Jutro jadę znowu do taty i jutro chyba też zostanie wypisany do domu, także dopiero jutro będę mogła przepisać wyniki.
_________________ Anelia
Jeśli wiara czyni cuda,trzeba wierzyć,że się uda !
Witaj Anelio
To jest maleńkie, maleńkie światełko w tunelu - dobry wynik TK brzucha. Niewiele, ale te zaburzenia w oddawaniu moczu i bóle brzucha sugerowały, że tam też moga być przerzuty nowotworu. PYtanie skąd jednak wzięły się takie problemy z moczem i stolcem???
Anelio, wiesz, że ja fachowcem nie jestem, ale wydaje mi się, że skoro neurochirurg wstępnie wyraził nadzieję na operację to dobra wiadomość. Pytanie tylko czy szczegółowe badania potwierdzą tą decyzję, bo masz rację - Tata jest już mocno obciązony z tym Zespołem Żyły... ale operacja to nadzieja na zyskanie troszkę czasu... pewnie niewiele, ale może kilka miesięcy chociaż... Bez operacji tata może czuć się z dnia na dzień coraz gorzej. Niestety:(
Nie wiem co Ci poradzić, przede wszystkim czekaj na ostateczny werdykt chirurga i jego decyzję.
Robisz naprawdę wszytsko co w Twojej mocy. Bardzo przykre jest to, że w tej walce nie masz wsparcia rodziny. Potwornie mi przykro, bo u nas jest inaczej i ciężko mi pojąć, że inne teoretycznie bliskie osoby z rodzinnego grona nie chcą, czy nie czuja potrzeby pomocy Tacie/Mężowi/Bratu.. ciężko to nawet komentować taką postawę...:(
Tyle stresów, ta wielomiesięczna walka to za dużo jak na barki jednej młodej KObiety...Stanowczo za dużo... Nie możesz Anelio jakos zmobilizowac innych? Pamietam, że pisałaś, że Oni się odcieli w pewnym sensie od Taty, ale On jest bardzo poważnie chory, może by sie w końcu zainteresowali i pomogli?

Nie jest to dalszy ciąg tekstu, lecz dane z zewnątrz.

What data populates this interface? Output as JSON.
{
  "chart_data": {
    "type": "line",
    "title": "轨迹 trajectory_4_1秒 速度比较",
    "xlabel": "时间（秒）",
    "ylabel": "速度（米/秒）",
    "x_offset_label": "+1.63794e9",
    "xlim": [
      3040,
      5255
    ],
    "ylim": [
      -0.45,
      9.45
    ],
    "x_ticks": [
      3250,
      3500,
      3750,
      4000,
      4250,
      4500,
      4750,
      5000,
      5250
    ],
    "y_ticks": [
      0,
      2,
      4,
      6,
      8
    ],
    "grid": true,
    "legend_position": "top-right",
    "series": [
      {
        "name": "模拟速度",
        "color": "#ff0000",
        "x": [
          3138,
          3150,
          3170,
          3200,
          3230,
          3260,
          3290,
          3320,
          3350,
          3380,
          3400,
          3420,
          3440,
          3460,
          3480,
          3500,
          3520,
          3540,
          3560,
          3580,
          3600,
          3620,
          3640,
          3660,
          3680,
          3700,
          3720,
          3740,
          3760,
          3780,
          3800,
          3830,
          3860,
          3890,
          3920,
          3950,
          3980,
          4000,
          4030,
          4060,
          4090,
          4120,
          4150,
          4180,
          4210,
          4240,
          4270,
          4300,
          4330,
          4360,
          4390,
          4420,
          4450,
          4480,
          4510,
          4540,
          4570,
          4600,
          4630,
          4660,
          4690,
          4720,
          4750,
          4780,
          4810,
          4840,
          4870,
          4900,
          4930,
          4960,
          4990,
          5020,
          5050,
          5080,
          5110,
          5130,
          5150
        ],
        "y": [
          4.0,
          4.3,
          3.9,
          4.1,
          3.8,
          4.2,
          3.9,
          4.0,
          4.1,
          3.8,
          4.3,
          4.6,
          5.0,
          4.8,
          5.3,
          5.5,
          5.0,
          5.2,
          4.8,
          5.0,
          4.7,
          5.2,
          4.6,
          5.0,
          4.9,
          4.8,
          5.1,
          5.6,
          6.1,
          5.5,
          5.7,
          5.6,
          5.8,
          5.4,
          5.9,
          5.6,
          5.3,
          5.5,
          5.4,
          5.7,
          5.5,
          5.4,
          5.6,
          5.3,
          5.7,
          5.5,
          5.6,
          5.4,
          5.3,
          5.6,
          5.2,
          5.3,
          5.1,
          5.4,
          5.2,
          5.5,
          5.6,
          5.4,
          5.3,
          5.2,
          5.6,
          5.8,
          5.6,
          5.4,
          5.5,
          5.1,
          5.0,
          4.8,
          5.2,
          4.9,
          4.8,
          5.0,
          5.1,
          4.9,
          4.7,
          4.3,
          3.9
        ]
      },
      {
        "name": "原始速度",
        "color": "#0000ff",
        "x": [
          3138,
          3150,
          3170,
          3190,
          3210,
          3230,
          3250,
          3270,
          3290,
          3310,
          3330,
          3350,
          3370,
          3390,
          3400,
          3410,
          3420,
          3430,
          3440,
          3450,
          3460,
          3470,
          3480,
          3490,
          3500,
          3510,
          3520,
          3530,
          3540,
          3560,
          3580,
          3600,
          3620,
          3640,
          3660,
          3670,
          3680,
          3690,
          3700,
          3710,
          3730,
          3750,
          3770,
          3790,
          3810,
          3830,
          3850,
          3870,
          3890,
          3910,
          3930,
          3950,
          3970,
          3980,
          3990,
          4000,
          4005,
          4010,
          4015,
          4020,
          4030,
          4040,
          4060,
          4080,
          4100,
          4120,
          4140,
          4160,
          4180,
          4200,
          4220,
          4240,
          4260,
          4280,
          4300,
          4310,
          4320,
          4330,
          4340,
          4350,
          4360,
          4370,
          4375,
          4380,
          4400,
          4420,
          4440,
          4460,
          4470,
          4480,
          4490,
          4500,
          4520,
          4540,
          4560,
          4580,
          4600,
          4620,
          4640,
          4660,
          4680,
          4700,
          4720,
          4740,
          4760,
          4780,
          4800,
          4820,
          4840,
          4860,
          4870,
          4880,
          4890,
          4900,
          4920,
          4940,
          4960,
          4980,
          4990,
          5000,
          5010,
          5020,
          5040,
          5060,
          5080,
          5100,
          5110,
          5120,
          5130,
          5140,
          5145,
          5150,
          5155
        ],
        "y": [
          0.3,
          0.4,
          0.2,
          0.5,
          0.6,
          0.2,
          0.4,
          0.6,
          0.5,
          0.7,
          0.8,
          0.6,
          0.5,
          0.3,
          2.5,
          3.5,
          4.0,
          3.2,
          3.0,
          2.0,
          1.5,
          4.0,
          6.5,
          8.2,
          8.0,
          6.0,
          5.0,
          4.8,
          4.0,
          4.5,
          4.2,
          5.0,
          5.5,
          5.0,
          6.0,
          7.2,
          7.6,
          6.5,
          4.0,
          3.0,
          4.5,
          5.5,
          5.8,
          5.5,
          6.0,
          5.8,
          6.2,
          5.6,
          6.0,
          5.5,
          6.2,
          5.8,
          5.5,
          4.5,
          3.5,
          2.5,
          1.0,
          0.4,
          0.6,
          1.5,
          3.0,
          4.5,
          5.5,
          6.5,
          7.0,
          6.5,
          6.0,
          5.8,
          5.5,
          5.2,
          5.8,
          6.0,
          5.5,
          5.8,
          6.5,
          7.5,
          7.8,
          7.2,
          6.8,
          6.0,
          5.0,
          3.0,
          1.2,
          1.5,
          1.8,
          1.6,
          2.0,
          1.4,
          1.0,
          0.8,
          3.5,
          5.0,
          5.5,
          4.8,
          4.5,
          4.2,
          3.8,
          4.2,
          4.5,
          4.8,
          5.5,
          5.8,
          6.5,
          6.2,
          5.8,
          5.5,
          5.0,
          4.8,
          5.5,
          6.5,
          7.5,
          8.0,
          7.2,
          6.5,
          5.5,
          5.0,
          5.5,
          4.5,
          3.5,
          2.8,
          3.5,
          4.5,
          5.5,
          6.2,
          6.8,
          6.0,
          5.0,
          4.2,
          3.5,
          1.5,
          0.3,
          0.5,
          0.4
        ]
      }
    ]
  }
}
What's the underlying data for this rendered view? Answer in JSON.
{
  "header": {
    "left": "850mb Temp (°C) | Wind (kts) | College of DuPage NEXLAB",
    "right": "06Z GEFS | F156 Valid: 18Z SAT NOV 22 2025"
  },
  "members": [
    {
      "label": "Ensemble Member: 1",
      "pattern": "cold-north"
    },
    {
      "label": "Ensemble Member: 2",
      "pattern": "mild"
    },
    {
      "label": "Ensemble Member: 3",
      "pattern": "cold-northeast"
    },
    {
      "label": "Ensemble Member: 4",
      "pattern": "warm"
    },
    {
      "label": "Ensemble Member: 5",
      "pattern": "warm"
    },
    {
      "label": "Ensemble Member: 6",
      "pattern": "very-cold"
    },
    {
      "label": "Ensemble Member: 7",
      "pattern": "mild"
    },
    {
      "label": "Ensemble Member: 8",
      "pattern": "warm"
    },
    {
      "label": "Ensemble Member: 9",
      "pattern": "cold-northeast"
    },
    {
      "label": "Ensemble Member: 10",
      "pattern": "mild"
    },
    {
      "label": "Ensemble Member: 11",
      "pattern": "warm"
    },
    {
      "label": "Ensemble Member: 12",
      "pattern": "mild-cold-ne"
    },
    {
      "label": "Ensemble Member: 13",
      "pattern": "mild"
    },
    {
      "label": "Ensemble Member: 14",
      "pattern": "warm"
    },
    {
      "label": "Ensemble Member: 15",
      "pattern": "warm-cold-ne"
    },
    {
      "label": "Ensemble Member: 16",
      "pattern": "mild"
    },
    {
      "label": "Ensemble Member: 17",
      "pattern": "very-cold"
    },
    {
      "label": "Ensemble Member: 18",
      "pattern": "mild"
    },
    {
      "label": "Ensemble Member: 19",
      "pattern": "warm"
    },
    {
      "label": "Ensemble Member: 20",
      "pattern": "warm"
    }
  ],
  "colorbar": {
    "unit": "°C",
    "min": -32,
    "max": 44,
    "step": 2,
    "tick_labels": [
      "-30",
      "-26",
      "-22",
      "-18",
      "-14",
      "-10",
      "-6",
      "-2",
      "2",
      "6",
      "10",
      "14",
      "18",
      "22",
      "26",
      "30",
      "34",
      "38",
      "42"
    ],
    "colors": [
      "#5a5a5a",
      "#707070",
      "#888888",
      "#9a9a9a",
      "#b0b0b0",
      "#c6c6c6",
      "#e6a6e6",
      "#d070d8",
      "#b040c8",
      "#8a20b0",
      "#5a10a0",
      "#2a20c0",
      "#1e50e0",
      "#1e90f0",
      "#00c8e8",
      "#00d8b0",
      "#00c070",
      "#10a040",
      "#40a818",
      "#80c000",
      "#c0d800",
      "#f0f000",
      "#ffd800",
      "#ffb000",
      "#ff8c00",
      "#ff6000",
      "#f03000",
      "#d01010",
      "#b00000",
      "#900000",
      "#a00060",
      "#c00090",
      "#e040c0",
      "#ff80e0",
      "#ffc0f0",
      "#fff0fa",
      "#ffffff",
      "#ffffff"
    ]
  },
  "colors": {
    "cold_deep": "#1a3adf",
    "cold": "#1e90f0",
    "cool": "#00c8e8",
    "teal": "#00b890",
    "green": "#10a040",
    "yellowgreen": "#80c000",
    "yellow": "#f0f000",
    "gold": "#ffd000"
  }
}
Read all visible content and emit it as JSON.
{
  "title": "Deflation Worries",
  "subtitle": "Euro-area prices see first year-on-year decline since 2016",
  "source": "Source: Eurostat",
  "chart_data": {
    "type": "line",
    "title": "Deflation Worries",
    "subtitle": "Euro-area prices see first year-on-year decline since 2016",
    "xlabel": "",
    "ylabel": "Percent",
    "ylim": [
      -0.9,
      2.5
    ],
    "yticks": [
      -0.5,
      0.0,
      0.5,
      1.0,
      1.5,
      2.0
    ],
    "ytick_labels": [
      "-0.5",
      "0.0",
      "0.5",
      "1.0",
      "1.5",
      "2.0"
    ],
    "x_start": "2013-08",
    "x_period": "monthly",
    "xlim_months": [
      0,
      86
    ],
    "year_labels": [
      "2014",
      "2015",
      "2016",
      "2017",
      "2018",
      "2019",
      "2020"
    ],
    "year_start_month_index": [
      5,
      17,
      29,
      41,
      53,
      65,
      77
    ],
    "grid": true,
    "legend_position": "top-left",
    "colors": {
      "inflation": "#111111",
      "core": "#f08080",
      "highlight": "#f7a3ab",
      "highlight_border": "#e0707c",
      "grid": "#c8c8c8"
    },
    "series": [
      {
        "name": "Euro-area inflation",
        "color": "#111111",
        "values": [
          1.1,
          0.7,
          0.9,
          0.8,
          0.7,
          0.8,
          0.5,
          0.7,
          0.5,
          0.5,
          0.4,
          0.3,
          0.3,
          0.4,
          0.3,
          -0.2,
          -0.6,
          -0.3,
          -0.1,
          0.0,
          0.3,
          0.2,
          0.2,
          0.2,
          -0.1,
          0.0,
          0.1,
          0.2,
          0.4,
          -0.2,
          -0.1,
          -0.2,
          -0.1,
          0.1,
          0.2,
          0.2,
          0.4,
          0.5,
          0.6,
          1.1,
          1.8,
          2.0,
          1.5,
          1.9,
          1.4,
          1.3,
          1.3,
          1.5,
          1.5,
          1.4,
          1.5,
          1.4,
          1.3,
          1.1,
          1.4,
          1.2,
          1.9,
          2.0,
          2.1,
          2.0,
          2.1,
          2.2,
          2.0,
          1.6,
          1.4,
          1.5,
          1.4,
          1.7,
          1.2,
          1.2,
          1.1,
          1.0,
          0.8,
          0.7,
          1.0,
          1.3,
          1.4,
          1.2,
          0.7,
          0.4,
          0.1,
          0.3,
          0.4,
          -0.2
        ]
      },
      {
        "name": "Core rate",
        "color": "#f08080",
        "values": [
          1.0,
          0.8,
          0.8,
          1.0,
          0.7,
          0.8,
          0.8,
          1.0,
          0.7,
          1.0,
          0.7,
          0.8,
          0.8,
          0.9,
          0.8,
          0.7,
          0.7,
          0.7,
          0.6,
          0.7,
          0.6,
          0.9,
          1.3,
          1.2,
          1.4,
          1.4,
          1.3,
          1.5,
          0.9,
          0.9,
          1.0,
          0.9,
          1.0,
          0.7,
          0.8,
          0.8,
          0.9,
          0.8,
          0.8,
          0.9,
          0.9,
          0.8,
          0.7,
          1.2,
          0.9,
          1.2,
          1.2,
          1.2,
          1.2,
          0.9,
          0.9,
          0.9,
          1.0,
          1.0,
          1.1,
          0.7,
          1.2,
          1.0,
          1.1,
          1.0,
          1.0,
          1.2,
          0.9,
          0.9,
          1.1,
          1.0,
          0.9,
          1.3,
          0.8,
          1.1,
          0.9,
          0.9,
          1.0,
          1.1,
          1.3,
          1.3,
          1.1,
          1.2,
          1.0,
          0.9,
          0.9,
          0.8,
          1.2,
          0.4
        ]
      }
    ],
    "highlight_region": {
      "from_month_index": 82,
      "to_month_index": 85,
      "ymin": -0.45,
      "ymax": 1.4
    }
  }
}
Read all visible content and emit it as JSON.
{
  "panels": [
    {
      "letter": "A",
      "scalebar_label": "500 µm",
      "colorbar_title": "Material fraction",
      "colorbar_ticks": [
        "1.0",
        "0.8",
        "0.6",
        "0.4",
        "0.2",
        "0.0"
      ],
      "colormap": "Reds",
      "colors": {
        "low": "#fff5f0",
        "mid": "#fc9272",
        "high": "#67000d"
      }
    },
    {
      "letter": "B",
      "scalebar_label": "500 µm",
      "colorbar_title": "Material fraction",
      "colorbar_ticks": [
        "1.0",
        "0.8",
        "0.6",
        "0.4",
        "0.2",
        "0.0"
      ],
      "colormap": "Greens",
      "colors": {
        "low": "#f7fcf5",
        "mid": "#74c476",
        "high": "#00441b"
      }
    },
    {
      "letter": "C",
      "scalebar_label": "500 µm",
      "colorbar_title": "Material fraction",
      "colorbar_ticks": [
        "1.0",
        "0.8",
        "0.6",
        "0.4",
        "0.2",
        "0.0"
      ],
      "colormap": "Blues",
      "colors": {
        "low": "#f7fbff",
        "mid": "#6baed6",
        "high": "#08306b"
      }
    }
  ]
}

Anelio, ściskam Cię, odpocznij od tych stresów, weż może jakies uspokajające, byś spokojnie spała i ciut sie chociaż odstresowała, tym bardziej, że musisz zbierać siły na ciąg dalszy walki...
DIAGNOSTYKA cd
Konsultacja neurologiczna-badaniem neurologiczny rozsiane objawy ogniskowe w CUN z dominującą zaspołu móżdżkowego. Leki p/obrzękowe.
Konsultacja neurochirurgiczna-w badaniu TK głowy z dnia 08.06.2011 stwierdza się guz w prawej półkuli móżdżku. Pacjent zostaje zakwalifikowany do przyjęcia do Kliniki Neurochirurgii celem uzupełnienia diagnostyki i kwalifikacji do leczenia operacyjnego. O terminie przyjęcia pacjęt zostanie poinformowany telefonicznie.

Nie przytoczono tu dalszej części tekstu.